I recommend optical coherence topography (OCT) as part of a routine sight test to all of my patients over the age of 40, and use it extensively when performing other consultations too.

When I first decided to invest in an OCT device, after extensive research I opted for the Zeiss Cirrus as it is the OCT of choice for my local hospital department. I was therefore minded that it would be helpful that if I was referring on the basis of OCT results, they were presented in a format familiar to the consultants.

I find the Zeiss Cirrus OCT an amazingly versatile instrument. I even used it when conducting research to generate images of cortical cataract and found that I could obtain images of the mid peripheral retina, which are immensely valuable when differentiating between a schisis and a detachment, or observing if a peripheral lesion was raised or atrophic.

"I regard my OCT as an invaluable asset to the practice, but also one which pays its way too, whilst improving patient retention. I wouldn't practice without one"

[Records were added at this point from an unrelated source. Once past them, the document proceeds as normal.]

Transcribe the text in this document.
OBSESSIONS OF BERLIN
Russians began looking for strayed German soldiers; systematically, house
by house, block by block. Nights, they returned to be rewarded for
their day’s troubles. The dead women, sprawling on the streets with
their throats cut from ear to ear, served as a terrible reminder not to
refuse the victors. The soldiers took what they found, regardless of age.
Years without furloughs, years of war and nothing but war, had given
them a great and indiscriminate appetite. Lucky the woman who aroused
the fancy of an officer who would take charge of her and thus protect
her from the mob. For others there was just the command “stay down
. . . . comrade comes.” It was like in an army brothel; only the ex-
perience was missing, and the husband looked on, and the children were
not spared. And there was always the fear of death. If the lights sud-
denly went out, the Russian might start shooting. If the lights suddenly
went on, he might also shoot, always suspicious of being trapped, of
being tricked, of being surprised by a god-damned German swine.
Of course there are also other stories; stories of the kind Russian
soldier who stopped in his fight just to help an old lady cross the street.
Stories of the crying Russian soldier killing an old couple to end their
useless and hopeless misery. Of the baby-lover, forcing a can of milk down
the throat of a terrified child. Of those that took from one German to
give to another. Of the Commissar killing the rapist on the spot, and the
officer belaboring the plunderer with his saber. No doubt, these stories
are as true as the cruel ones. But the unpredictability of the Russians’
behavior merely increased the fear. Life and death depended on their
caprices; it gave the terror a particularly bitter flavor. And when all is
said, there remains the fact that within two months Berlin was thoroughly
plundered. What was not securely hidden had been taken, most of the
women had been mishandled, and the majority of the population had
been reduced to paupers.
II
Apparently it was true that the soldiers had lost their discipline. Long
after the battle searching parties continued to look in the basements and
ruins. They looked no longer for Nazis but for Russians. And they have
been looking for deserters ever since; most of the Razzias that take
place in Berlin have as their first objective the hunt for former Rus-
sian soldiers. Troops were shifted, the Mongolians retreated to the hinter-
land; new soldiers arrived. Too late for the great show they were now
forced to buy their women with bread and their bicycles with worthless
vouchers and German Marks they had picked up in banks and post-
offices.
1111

Its anterior segment capabilities generate dynamic images of the angle and how it changes with variations in illumination, as well as corneal images for pachymetry or to provide a view of corneal pathology.

The scanning laser image shows up diabetic retinopathy and vitreous floaters in perfect detail. And year-on-year sequential optic nerve measurements using the tool’s guided progression analysis are an incomparable method for detecting early pre-perimetric glaucomatous retinal nerve fiber layer (RNFL) loss and establishing a structure-function relationship in glaucoma.

Scans of the macula frequently reveal changes that are undetectable in a conventional examination. Overall, there are very few posterior segment pathologies that the OCT does not provide some additional insight into.

This OCT can also give images where all else fails – even through a cataract that looks opaque to visible light, OCT will often provide an image good enough to verify that the macula is flat and the retinal pigment epithelium/photoreceptor intact. This in turn enables me to refer a patient for cataract removal with confidence that their vision has the potential to improve, or conversely recommend that referral is not worthwhile.

Small pupils present no problem – think about that patient on pilocarpine whose macula and discs you haven’t seen properly for years. I warn though, the device doesn’t like scanning through corneal opacities.

However, I can confidently say that my OCT device has saved the sight of some of my patients, usually due to the detection of subtle macula oedema, which indicates the asymptomatic onset of wet age-related macular degeneration or diabetic maculopathy, that has been entirely undetectable with any other method.

Often a patient with unexplained, slightly reduced visual acuity will display a tiny foveal gap in the photoreceptor layer from some previous vitreo-macular traction. Whilst untreatable, it provides reassurance to the patient.

While benefits are aplenty, OCT is certainly not a replacement for any of the other instruments that I routinely use, and should always be used in conjunction with conventional examination. For example, colour changes in the absence of structural change will not show up, and it is impractical to attempt to image the far periphery. In addition, over-reliance on automatic disc and RNFL measurements will lead to false positives and negatives.

As an educational tool for patients though, this OCT is wonderful. Above the instrument itself I have a 32” monitor, on which I display the scans that I have just taken. This means that I can explain to patients exactly what I am looking at, and compare them with the previous year’s scans so they can see what has changed. Patients are invariably impressed.

I regard my OCT as an invaluable asset to the practice, but also one which pays its way too, whilst improving patient retention. I wouldn’t practice without one.